No caso em apreço, «não há motivo para a revisão», pois é manifesto que o acórdão do TJUE invocado pela Autoridade Tributária e Aduaneira, no âmbito de um pedido de reenvio, não é proferido por «uma instância internacional de recurso».

Na verdade, desde logo, no processo de reenvio prejudicial o TJUE não funciona como instância internacional de recurso, para efeito da legislação processual portuguesa, que é a que está em causa aplicar.

Por outro lado, mesmo que se entenda que possam ser fundamento de recurso de revisão decisões proferidas pelo TJUE em acções de incumprimento instauradas pela Comissão Europeia contra Portugal ao abrigo do art. 258.º do TFUE (como entendeu o Supremo Tribunal Administrativo no acórdão de 02-07-2014, processo n.º 0360/13), no caso de acórdãos do TJUE proferidos em reenvio não se está perante uma acção desse tipo, pelo que não há razão para aplicar essa jurisprudência.

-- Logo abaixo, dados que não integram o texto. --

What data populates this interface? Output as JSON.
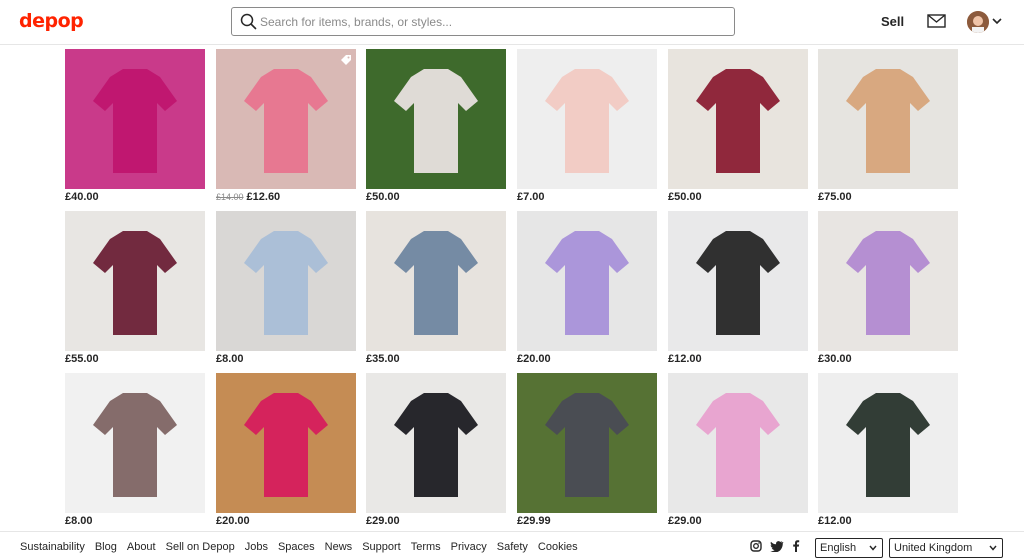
{
  "header": {
    "logo": "depop",
    "search_placeholder": "Search for items, brands, or styles...",
    "sell_label": "Sell",
    "icons": [
      "search-icon",
      "mail-icon",
      "avatar",
      "chevron-down-icon"
    ]
  },
  "products": [
    {
      "price": "£40.00",
      "bg": "#c93a8a",
      "item": "#c0156f"
    },
    {
      "old_price": "£14.00",
      "price": "£12.60",
      "bg": "#d9b9b5",
      "item": "#e8748f"
    },
    {
      "price": "£50.00",
      "bg": "#3e6a2c",
      "item": "#e8e2df"
    },
    {
      "price": "£7.00",
      "bg": "#eeeeee",
      "item": "#f1c9c2"
    },
    {
      "price": "£50.00",
      "bg": "#e8e4de",
      "item": "#8b1d33"
    },
    {
      "price": "£75.00",
      "bg": "#e6e4e0",
      "item": "#d7a47a"
    },
    {
      "price": "£55.00",
      "bg": "#e8e6e3",
      "item": "#6b2036"
    },
    {
      "price": "£8.00",
      "bg": "#d9d7d5",
      "item": "#a9bed7"
    },
    {
      "price": "£35.00",
      "bg": "#e7e3de",
      "item": "#6f86a0"
    },
    {
      "price": "£20.00",
      "bg": "#e6e6e6",
      "item": "#a891d9"
    },
    {
      "price": "£12.00",
      "bg": "#e9e9ea",
      "item": "#262626"
    },
    {
      "price": "£30.00",
      "bg": "#e8e5e2",
      "item": "#b28ad1"
    },
    {
      "price": "£8.00",
      "bg": "#f1f1f1",
      "item": "#7e6463"
    },
    {
      "price": "£20.00",
      "bg": "#c58c54",
      "item": "#d61d5d"
    },
    {
      "price": "£29.00",
      "bg": "#e9e8e6",
      "item": "#1c1c22"
    },
    {
      "price": "£29.99",
      "bg": "#567234",
      "item": "#4a4b55"
    },
    {
      "price": "£29.00",
      "bg": "#e8e8e8",
      "item": "#e8a1cf"
    },
    {
      "price": "£12.00",
      "bg": "#eeeeee",
      "item": "#27332b"
    }
  ],
  "footer": {
    "links": [
      "Sustainability",
      "Blog",
      "About",
      "Sell on Depop",
      "Jobs",
      "Spaces",
      "News",
      "Support",
      "Terms",
      "Privacy",
      "Safety",
      "Cookies"
    ],
    "social_icons": [
      "instagram-icon",
      "twitter-icon",
      "facebook-icon"
    ],
    "language": "English",
    "region": "United Kingdom"
  },
  "colors": {
    "brand": "#ff2300",
    "text": "#262626",
    "border": "#e6e6e6"
  }
}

O TJUE nos processos de reenvio prejudicial não é uma instância de recurso, pois, desde logo, a sua decisão é anterior à decisão final do processo nacional e nenhuma das partes no processo tem a possibilidade de apelar para o TJUE.

Por outro lado, o reenvio prejudicial é facultativo e depende de decisão do órgão julgador português.

Nos termos do Artigo 104.º do REGULAMENTO DE PROCESSO DO TRIBUNAL DE JUSTIÇA, a interpretação das decisões prejudiciais refere-se que não cabe ao TJUE interpretar as decisões que profere neste particular do reenvio prejudicial (nº.1) e que compete aos órgãos jurisdicionais nacionais apreciar se estão suficientemente esclarecidos por uma decisão prejudicial, ou se entendem que é necessário dirigirem-se de novo ao Tribunal (nº. 2).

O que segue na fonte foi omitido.